Après une rapide reprise dans certains secteurs, la croissance s’annonce moins dynamique
La pandémie de coronavirus laisse de profondes traces sur la situation économique de la Suisse. economiesuisse s’attend désormais à une baisse du produit intérieur brut (PIB) de 5,4% en 2020. Après une rapide reprise dans certains secteurs au cours de l’été 2020, la croissance s’annonce bien moins dynamique. L’industrie exportatrice en particulier pâtira encore longtemps d’une demande internationale faible. Dans ces conditions, le PIB à fin 2021 sera lui aussi toujours inférieur à celui de 2019. Le chômage augmentera fortement pour passer de 3,8% en moyenne pour 2020 à 4,3% l’an prochain.
La Suisse traverse la plus grave récession depuis des décennies. La situation économique est comparable à celle de 1975, lorsque le choc pétrolier a entraîné un effondrement du PIB suisse de 6,7%. Le ralentissement conjoncturel actuel est beaucoup plus marqué que celui qui a suivi la crise des marchés financiers. Par rapport à la dernière grande récession, en 2009, le recul conjoncturel actuel affecte tant l’économie intérieure que les exportations.
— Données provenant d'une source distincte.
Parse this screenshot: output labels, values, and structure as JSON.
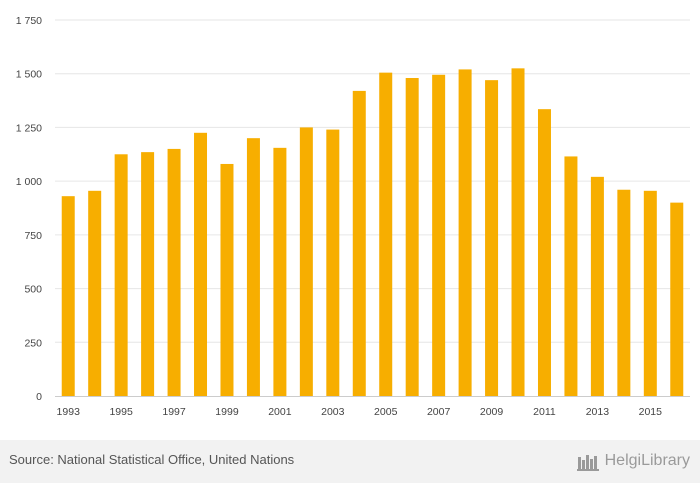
{
  "chart_data": {
    "type": "bar",
    "title": "",
    "xlabel": "",
    "ylabel": "",
    "categories": [
      "1993",
      "1994",
      "1995",
      "1996",
      "1997",
      "1998",
      "1999",
      "2000",
      "2001",
      "2002",
      "2003",
      "2004",
      "2005",
      "2006",
      "2007",
      "2008",
      "2009",
      "2010",
      "2011",
      "2012",
      "2013",
      "2014",
      "2015",
      "2016"
    ],
    "x_tick_labels": [
      "1993",
      "1995",
      "1997",
      "1999",
      "2001",
      "2003",
      "2005",
      "2007",
      "2009",
      "2011",
      "2013",
      "2015"
    ],
    "values": [
      930,
      955,
      1125,
      1135,
      1150,
      1225,
      1080,
      1200,
      1155,
      1250,
      1240,
      1420,
      1505,
      1480,
      1495,
      1520,
      1470,
      1525,
      1335,
      1115,
      1020,
      960,
      955,
      900
    ],
    "ylim": [
      0,
      1750
    ],
    "y_ticks": [
      0,
      250,
      500,
      750,
      1000,
      1250,
      1500,
      1750
    ],
    "y_tick_labels": [
      "0",
      "250",
      "500",
      "750",
      "1 000",
      "1 250",
      "1 500",
      "1 750"
    ],
    "bar_color": "#F7AE00",
    "grid_color": "#e6e6e6",
    "grid": true,
    "legend": "none"
  },
  "footer": {
    "source": "Source: National Statistical Office, United Nations",
    "logo_text": "HelgiLibrary"
  }
}
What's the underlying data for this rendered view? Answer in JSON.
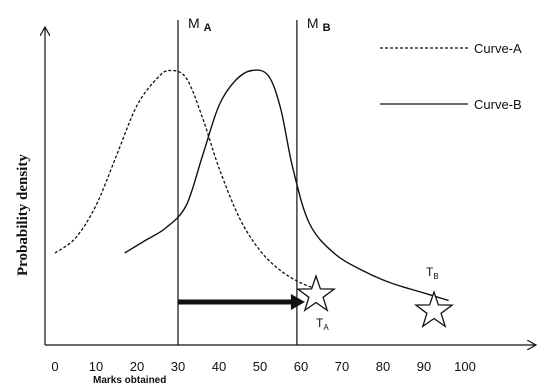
{
  "chart_data": {
    "type": "line",
    "title": "",
    "xlabel": "Marks obtained",
    "ylabel": "Probability density",
    "x_ticks": [
      "0",
      "10",
      "20",
      "30",
      "40",
      "50",
      "60",
      "70",
      "80",
      "90",
      "100"
    ],
    "xlim": [
      0,
      100
    ],
    "ylim": [
      0,
      1
    ],
    "grid": false,
    "legend_position": "top-right",
    "legend": [
      {
        "name": "Curve-A",
        "style": "dashed"
      },
      {
        "name": "Curve-B",
        "style": "solid"
      }
    ],
    "series": [
      {
        "name": "Curve-A",
        "style": "dashed",
        "x": [
          0,
          5,
          10,
          15,
          20,
          25,
          28,
          32,
          36,
          40,
          45,
          50,
          55,
          60,
          65
        ],
        "y": [
          0.26,
          0.32,
          0.45,
          0.65,
          0.85,
          0.96,
          0.99,
          0.96,
          0.8,
          0.6,
          0.4,
          0.27,
          0.19,
          0.14,
          0.11
        ]
      },
      {
        "name": "Curve-B",
        "style": "solid",
        "x": [
          17,
          22,
          27,
          32,
          36,
          40,
          44,
          48,
          52,
          55,
          58,
          62,
          68,
          75,
          82,
          90,
          96
        ],
        "y": [
          0.26,
          0.31,
          0.36,
          0.45,
          0.65,
          0.85,
          0.95,
          0.99,
          0.97,
          0.84,
          0.6,
          0.38,
          0.26,
          0.19,
          0.14,
          0.1,
          0.07
        ]
      }
    ],
    "vertical_lines": [
      {
        "x": 30,
        "label": "M",
        "subscript": "A"
      },
      {
        "x": 59,
        "label": "M",
        "subscript": "B"
      }
    ],
    "arrow": {
      "from_x": 30,
      "to_x": 59,
      "y": 0.1
    },
    "stars": [
      {
        "x": 64,
        "y": 0.1,
        "label": "T",
        "subscript": "A"
      },
      {
        "x": 95,
        "y": 0.03,
        "label": "T",
        "subscript": "B"
      }
    ],
    "colors": {
      "line": "#111111",
      "background": "#ffffff"
    }
  }
}
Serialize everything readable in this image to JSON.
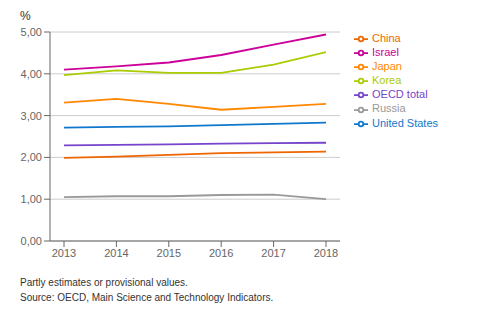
{
  "chart_data": {
    "type": "line",
    "ylabel": "%",
    "x": [
      2013,
      2014,
      2015,
      2016,
      2017,
      2018
    ],
    "xlim": [
      2013,
      2018
    ],
    "xticks": [
      2013,
      2014,
      2015,
      2016,
      2017,
      2018
    ],
    "ylim": [
      0.0,
      5.0
    ],
    "yticks": [
      {
        "value": 0.0,
        "label": "0,00"
      },
      {
        "value": 1.0,
        "label": "1,00"
      },
      {
        "value": 2.0,
        "label": "2,00"
      },
      {
        "value": 3.0,
        "label": "3,00"
      },
      {
        "value": 4.0,
        "label": "4,00"
      },
      {
        "value": 5.0,
        "label": "5,00"
      }
    ],
    "series": [
      {
        "name": "Israel",
        "color": "#cc0099",
        "values": [
          4.1,
          4.18,
          4.27,
          4.45,
          4.7,
          4.94
        ]
      },
      {
        "name": "Korea",
        "color": "#aacc00",
        "values": [
          3.97,
          4.08,
          4.02,
          4.02,
          4.22,
          4.52
        ]
      },
      {
        "name": "Japan",
        "color": "#ff8800",
        "values": [
          3.31,
          3.4,
          3.28,
          3.14,
          3.21,
          3.28
        ]
      },
      {
        "name": "United States",
        "color": "#1177cc",
        "values": [
          2.71,
          2.73,
          2.74,
          2.77,
          2.8,
          2.83
        ]
      },
      {
        "name": "OECD total",
        "color": "#7744cc",
        "values": [
          2.29,
          2.3,
          2.31,
          2.33,
          2.34,
          2.35
        ]
      },
      {
        "name": "China",
        "color": "#ee6600",
        "values": [
          1.99,
          2.02,
          2.06,
          2.1,
          2.12,
          2.14
        ]
      },
      {
        "name": "Russia",
        "color": "#999999",
        "values": [
          1.05,
          1.07,
          1.07,
          1.1,
          1.11,
          1.0
        ]
      }
    ],
    "grid": true,
    "legend": "right",
    "annotations": [
      "Partly estimates or provisional values.",
      "Source: OECD, Main Science and Technology Indicators."
    ]
  }
}
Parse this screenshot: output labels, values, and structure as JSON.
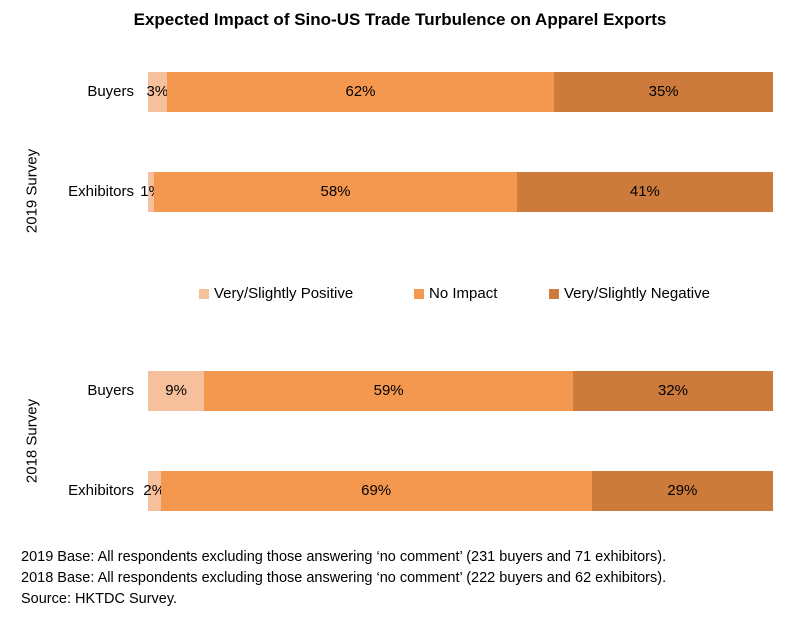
{
  "chart_data": {
    "type": "bar",
    "orientation": "horizontal",
    "stacked": true,
    "title": "Expected Impact of Sino-US Trade Turbulence on Apparel Exports",
    "value_format": "percent",
    "legend": {
      "placement": "center",
      "entries": [
        "Very/Slightly Positive",
        "No Impact",
        "Very/Slightly Negative"
      ]
    },
    "series_colors": [
      "#f7c09c",
      "#f5984f",
      "#cd7b3c"
    ],
    "groups": [
      {
        "label": "2019 Survey",
        "categories": [
          "Buyers",
          "Exhibitors"
        ],
        "series": [
          {
            "name": "Very/Slightly Positive",
            "values": [
              3,
              1
            ],
            "labels": [
              "3%",
              "1%"
            ]
          },
          {
            "name": "No Impact",
            "values": [
              62,
              58
            ],
            "labels": [
              "62%",
              "58%"
            ]
          },
          {
            "name": "Very/Slightly Negative",
            "values": [
              35,
              41
            ],
            "labels": [
              "35%",
              "41%"
            ]
          }
        ]
      },
      {
        "label": "2018 Survey",
        "categories": [
          "Buyers",
          "Exhibitors"
        ],
        "series": [
          {
            "name": "Very/Slightly Positive",
            "values": [
              9,
              2
            ],
            "labels": [
              "9%",
              "2%"
            ]
          },
          {
            "name": "No Impact",
            "values": [
              59,
              69
            ],
            "labels": [
              "59%",
              "69%"
            ]
          },
          {
            "name": "Very/Slightly Negative",
            "values": [
              32,
              29
            ],
            "labels": [
              "32%",
              "29%"
            ]
          }
        ]
      }
    ]
  },
  "notes": [
    "2019 Base: All respondents excluding those answering ‘no comment’ (231 buyers and 71 exhibitors).",
    "2018 Base: All respondents excluding those answering ‘no comment’ (222 buyers and 62 exhibitors).",
    "Source: HKTDC Survey."
  ]
}
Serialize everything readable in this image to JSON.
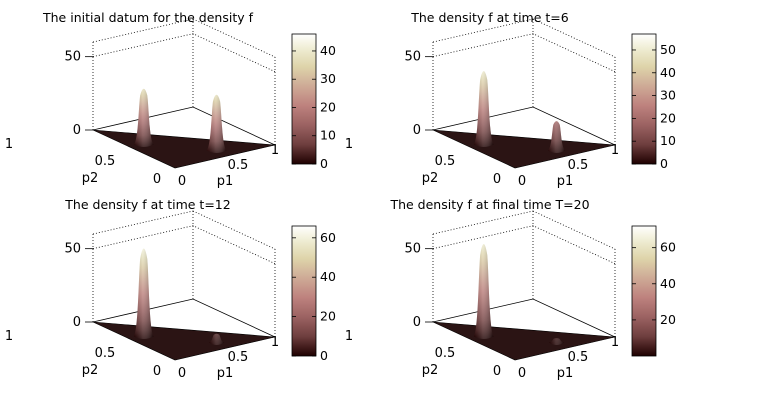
{
  "figure": {
    "colormap": "pink",
    "colors": {
      "background": "#ffffff",
      "floor": "#2b1414",
      "grid": "#000000"
    }
  },
  "chart_data": [
    {
      "type": "surface3d",
      "title": "The initial datum for the density f",
      "xlabel": "p1",
      "ylabel": "p2",
      "x_ticks": [
        "0",
        "0.5",
        "1"
      ],
      "y_ticks": [
        "0",
        "0.5",
        "1"
      ],
      "z_ticks": [
        "0",
        "50"
      ],
      "zlim": [
        0,
        60
      ],
      "colorbar": {
        "min": 0,
        "max": 46,
        "ticks": [
          "0",
          "10",
          "20",
          "30",
          "40"
        ]
      },
      "peaks": [
        {
          "name": "peak-near-p2-axis",
          "p1": 0.13,
          "p2": 0.54,
          "height": 38,
          "width": 0.09
        },
        {
          "name": "peak-near-p1-axis",
          "p1": 0.53,
          "p2": 0.14,
          "height": 38,
          "width": 0.09
        }
      ]
    },
    {
      "type": "surface3d",
      "title": "The density f at time t=6",
      "xlabel": "p1",
      "ylabel": "p2",
      "x_ticks": [
        "0",
        "0.5",
        "1"
      ],
      "y_ticks": [
        "0",
        "0.5",
        "1"
      ],
      "z_ticks": [
        "0",
        "50"
      ],
      "zlim": [
        0,
        60
      ],
      "colorbar": {
        "min": 0,
        "max": 57,
        "ticks": [
          "0",
          "10",
          "20",
          "30",
          "40",
          "50"
        ]
      },
      "peaks": [
        {
          "name": "peak-near-p2-axis",
          "p1": 0.13,
          "p2": 0.54,
          "height": 50,
          "width": 0.09
        },
        {
          "name": "peak-near-p1-axis",
          "p1": 0.53,
          "p2": 0.14,
          "height": 20,
          "width": 0.08
        }
      ]
    },
    {
      "type": "surface3d",
      "title": "The density f at time t=12",
      "xlabel": "p1",
      "ylabel": "p2",
      "x_ticks": [
        "0",
        "0.5",
        "1"
      ],
      "y_ticks": [
        "0",
        "0.5",
        "1"
      ],
      "z_ticks": [
        "0",
        "50"
      ],
      "zlim": [
        0,
        60
      ],
      "colorbar": {
        "min": 0,
        "max": 66,
        "ticks": [
          "0",
          "20",
          "40",
          "60"
        ]
      },
      "peaks": [
        {
          "name": "peak-near-p2-axis",
          "p1": 0.13,
          "p2": 0.54,
          "height": 60,
          "width": 0.09
        },
        {
          "name": "peak-near-p1-axis",
          "p1": 0.53,
          "p2": 0.14,
          "height": 6,
          "width": 0.07
        }
      ]
    },
    {
      "type": "surface3d",
      "title": "The density f at final time T=20",
      "xlabel": "p1",
      "ylabel": "p2",
      "x_ticks": [
        "0",
        "0.5",
        "1"
      ],
      "y_ticks": [
        "0",
        "0.5",
        "1"
      ],
      "z_ticks": [
        "0",
        "50"
      ],
      "zlim": [
        0,
        60
      ],
      "colorbar": {
        "min": 0,
        "max": 72,
        "ticks": [
          "20",
          "40",
          "60"
        ]
      },
      "peaks": [
        {
          "name": "peak-near-p2-axis",
          "p1": 0.13,
          "p2": 0.54,
          "height": 63,
          "width": 0.09
        },
        {
          "name": "peak-near-p1-axis",
          "p1": 0.53,
          "p2": 0.14,
          "height": 3,
          "width": 0.07
        }
      ]
    }
  ]
}
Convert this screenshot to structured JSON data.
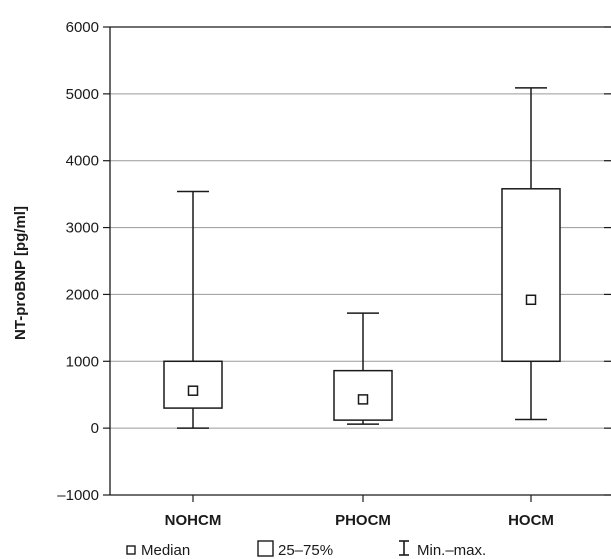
{
  "chart_data": {
    "type": "box",
    "ylabel": "NT-proBNP [pg/ml]",
    "xlabel": "",
    "ylim": [
      -1000,
      6000
    ],
    "yticks": [
      -1000,
      0,
      1000,
      2000,
      3000,
      4000,
      5000,
      6000
    ],
    "ytick_labels": [
      "–1000",
      "0",
      "1000",
      "2000",
      "3000",
      "4000",
      "5000",
      "6000"
    ],
    "grid": true,
    "categories": [
      "NOHCM",
      "PHOCM",
      "HOCM"
    ],
    "boxes": [
      {
        "category": "NOHCM",
        "min": 0,
        "q1": 300,
        "median": 560,
        "q3": 1000,
        "max": 3540
      },
      {
        "category": "PHOCM",
        "min": 60,
        "q1": 120,
        "median": 430,
        "q3": 860,
        "max": 1720
      },
      {
        "category": "HOCM",
        "min": 130,
        "q1": 1000,
        "median": 1920,
        "q3": 3580,
        "max": 5090
      }
    ],
    "legend": {
      "placement": "bottom",
      "items": [
        "Median",
        "25–75%",
        "Min.–max."
      ]
    }
  },
  "colors": {
    "axis": "#1a1a1a",
    "grid": "#9a9a9a",
    "box_fill": "#ffffff"
  }
}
Pendant le semi-confinement, l’attention s’est portée avant tout sur l’économie intérieure, dès lors que les autorités ont interdit les activités commerciales dans des secteurs tels que la restauration, le commerce de détail ou les services à la personne. Avec la reprise des activités dans ces secteurs, l’économie intérieure se remet relativement rapidement du choc subi. Après le redressement de certains secteurs, il manque toutefois des impulsions pour un retour à la normalité économique. Tel est le scénario économique qui se dessine dans de nombreux pays. Par conséquent, après une baisse drastique des activités ces dernières semaines, les perspectives de l’industrie exportatrice suisse restent sombres pour les mois à venir.
L’incertitude freine les investissements
Aussi longtemps qu’il n’y a pas de vaccin disponible à large échelle, trois facteurs pèseront sur l’économie mondiale: Tout d’abord, les restrictions imposées par les autorités, l’incertitude quant à l’évolution économique et la forte hausse du chômage pèsent sur le moral des consommateurs dans le monde entier. La demande est surtout faible pour les produits coûteux et les biens de consommation à caractère d'investissement, les voitures ou les montres. Ensuite, de nombreuses entreprises et personnes limitent leurs déplacements. Enfin, la crise pèse sur les activités d’investissement des entreprises. De nombreux projets ont été annulés ou reportés en attendant que la situation se clarifie.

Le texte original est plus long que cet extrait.